At first I think, it is not really like surf because the leaves are not moving, the wind is just moving through them. But in the ocean the water doesn’t move with the wave either. Each particle of water just moves up and down as the force, the energy, drives onward; and as the shape, the form of the wave, transfers itself toward the shore. This is not the same as leaves snapping in waves as the air comes up the hill, but it is not as different as it might seem, either.
I stand and watch the foaming of the leaves. Listen to the foaming of the air.

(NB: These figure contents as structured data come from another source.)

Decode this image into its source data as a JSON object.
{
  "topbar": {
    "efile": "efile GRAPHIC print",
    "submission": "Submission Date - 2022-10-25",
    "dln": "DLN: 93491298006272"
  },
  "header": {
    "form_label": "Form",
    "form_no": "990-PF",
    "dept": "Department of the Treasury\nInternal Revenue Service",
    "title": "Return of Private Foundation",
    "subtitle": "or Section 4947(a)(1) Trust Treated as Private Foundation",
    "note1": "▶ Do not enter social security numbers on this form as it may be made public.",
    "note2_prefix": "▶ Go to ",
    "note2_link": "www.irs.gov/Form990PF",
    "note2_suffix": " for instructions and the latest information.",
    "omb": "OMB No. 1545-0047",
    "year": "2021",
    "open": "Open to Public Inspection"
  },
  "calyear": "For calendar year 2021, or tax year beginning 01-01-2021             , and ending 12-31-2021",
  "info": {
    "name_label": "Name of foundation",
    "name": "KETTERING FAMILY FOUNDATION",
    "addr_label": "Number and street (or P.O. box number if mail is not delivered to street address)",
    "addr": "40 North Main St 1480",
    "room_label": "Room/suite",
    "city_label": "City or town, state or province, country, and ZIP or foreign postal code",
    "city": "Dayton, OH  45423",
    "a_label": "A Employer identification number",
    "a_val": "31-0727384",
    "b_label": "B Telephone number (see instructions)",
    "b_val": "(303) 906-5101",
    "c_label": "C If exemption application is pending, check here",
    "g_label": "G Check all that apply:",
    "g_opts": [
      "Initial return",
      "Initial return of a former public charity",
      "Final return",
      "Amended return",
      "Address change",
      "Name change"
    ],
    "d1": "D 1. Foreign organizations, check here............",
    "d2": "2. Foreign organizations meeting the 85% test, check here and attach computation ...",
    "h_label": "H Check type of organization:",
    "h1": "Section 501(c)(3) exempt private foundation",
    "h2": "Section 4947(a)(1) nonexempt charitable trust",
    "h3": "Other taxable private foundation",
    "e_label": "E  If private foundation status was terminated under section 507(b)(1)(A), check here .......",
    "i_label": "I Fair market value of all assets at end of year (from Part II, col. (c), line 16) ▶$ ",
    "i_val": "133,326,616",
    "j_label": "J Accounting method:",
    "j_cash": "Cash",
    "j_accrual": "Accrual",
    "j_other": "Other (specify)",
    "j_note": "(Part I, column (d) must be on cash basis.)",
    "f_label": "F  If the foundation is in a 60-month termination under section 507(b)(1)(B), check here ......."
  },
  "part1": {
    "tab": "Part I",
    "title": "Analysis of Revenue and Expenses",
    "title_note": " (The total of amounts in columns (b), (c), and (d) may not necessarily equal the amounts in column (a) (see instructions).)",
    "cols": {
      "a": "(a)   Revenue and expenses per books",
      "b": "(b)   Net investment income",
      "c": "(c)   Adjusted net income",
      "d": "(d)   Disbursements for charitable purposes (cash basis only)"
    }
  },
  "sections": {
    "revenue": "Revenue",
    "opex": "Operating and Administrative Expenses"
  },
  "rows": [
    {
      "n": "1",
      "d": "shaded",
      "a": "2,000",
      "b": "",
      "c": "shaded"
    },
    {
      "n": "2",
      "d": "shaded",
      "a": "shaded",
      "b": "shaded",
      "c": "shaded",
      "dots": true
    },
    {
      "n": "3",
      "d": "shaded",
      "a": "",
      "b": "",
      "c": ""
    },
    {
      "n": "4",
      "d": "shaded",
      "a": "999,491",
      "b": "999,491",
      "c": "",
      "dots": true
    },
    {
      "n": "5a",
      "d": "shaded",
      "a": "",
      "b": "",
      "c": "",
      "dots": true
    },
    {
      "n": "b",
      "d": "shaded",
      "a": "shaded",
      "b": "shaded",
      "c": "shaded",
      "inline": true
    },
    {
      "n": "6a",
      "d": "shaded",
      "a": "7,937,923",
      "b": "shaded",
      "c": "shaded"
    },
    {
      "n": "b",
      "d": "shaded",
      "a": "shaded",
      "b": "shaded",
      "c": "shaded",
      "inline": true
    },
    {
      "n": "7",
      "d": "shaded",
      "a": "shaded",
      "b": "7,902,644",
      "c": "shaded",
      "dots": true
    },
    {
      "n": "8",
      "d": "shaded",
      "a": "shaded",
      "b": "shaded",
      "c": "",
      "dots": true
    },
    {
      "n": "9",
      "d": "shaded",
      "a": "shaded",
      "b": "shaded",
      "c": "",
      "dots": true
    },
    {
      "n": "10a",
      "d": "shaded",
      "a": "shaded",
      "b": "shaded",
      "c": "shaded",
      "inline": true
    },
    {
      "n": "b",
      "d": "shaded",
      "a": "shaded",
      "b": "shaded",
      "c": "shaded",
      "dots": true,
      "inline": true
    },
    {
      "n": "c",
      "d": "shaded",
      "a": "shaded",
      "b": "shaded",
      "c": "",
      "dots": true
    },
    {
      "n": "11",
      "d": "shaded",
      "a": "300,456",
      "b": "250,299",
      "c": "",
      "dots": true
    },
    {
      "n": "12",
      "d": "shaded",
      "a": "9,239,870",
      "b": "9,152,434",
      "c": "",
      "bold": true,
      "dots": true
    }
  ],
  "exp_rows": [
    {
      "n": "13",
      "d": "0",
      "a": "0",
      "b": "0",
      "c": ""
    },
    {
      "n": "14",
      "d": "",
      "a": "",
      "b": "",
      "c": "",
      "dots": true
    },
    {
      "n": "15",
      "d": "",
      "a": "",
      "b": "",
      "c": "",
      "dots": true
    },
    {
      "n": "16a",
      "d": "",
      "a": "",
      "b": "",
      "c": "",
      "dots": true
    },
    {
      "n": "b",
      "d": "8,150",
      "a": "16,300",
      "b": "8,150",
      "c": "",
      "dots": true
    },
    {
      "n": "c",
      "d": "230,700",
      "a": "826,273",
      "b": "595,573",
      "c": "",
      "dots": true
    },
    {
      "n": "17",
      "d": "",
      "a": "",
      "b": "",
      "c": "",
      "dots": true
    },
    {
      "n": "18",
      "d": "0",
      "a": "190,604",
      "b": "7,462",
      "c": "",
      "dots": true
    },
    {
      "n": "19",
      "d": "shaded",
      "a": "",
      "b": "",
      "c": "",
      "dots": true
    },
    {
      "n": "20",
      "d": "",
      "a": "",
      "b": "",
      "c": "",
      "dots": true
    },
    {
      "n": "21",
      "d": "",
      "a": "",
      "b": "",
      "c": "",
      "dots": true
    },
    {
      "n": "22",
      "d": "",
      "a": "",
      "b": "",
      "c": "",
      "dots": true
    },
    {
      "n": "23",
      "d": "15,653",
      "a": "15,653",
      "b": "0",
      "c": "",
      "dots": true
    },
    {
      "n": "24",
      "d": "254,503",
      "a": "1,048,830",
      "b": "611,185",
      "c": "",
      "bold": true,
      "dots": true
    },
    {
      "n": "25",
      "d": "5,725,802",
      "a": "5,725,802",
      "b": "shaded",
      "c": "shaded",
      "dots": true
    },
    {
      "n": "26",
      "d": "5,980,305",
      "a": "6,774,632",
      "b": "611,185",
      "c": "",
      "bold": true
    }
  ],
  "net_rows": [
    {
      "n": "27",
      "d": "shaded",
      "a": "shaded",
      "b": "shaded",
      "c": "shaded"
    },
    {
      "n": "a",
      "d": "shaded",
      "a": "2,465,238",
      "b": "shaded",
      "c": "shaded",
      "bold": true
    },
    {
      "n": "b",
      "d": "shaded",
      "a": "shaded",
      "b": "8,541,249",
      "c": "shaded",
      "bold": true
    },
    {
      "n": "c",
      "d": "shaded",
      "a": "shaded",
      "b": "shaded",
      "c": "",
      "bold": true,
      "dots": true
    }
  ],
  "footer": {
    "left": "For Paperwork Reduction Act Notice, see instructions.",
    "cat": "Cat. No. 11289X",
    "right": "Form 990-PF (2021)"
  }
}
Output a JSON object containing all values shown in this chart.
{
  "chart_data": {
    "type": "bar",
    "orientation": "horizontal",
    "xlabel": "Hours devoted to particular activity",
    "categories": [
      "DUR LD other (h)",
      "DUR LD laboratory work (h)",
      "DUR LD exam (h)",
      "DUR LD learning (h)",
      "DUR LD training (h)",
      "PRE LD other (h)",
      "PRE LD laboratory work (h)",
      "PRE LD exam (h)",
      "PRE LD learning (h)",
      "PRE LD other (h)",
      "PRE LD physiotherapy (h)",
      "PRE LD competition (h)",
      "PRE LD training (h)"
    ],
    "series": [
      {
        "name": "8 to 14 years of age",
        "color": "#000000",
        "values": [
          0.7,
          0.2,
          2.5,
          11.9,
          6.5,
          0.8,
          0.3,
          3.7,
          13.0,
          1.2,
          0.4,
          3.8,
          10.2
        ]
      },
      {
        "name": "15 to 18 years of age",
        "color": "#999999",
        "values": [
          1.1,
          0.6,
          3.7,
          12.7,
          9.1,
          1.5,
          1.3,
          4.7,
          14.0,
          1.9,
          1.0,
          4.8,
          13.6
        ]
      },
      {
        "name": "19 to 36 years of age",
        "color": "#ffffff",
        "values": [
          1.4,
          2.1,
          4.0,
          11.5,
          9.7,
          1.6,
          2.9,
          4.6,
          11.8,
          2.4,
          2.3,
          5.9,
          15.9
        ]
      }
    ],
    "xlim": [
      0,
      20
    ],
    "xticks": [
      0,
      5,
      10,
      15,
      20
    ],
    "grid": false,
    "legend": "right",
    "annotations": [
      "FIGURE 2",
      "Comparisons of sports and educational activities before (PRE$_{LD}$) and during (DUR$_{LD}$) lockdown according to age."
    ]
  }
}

The meadow at this point in the summer is full of bedstraw, a fine-stemmed plant with thousands of minute greenish-white flowers that seems to tumble like waves of lace across the meadow, over the top of grasses and other plants. The whole meadow is frothing with bedstraw, foaming without moving. Tangled bedstraw, the foam on the just-poured lager of the meadow (this is all wrong but I can’t help myself).
To foam. The word intrigues me and I look up its origins. It is an ancient root appearing in many languages and going back from English through German to the Indo-European root that gives rise also to the Sanskrit and the Latin words for ‘foam’ and ‘froth.’
They are beautiful words, ‘foam’ and ‘froth’–oceanic and lacy and white–suggesting a particular kind of churning motion, and a thousand thousand parts: bubbles, rushing air molecules, tiny flowers, whipping leaves.